Nortel Networks Inc., the telecommunications company being liquidated in bankruptcy, won court permission to hire a mediator to try to resolve a dispute over how to wind down its pension plan.
U.S. Bankruptcy Judge Kevin Gross in Wilmington, Delaware, approved a 60-day mediation period, during which Nortel, once the largest telephone equipment maker in North America, must negotiate with two committees representing retirees and workers who receive disability payments.
Last month, Gross ordered Nortel into mediation with its European units in a larger battle over how to split more than $7 billion the U.S. and Canadian units have collected by selling assets, including 6,000 patents to a group led by Apple Inc. and Microsoft Corp.
The dispute over pension and disability payments will probably be much easier to resolve and shouldn’t interfere with the mediation between the European and U.S. units, said Albert Togut, the lawyer for the committee of Nortel retirees.

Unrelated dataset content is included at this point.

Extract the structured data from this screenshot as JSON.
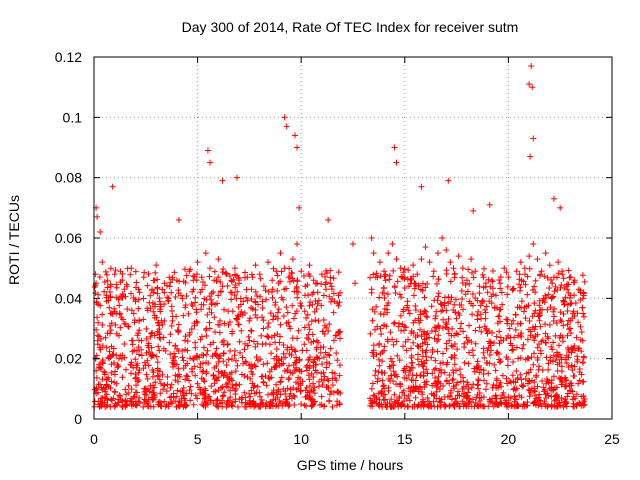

“The likelihood is that this is going to be done before the ‘Queen Mother’ of all mediations,” Togut said in court.
Nortel has spent about $20 million on retiree benefits in the past two years, company bankruptcy attorney James Bromley told Gross.
The company will eventually need to cancel the pension plan and the program under which disability payments are made to former employees, Lisa G. Beckerman, an attorney for a committee of unsecured creditors, told Gross.
“We are going to have the termination of these plans because at some point there won’t be a company,” she said.
Since filing for bankruptcy in 2009, Nortel, based in Mississauga, Ontario, has sold all of its major businesses and is preparing a plan to divide the proceeds among creditors.
The case is Nortel Networks Inc., 09-10138, U.S. Bankruptcy Court, District of Delaware (Wilmington).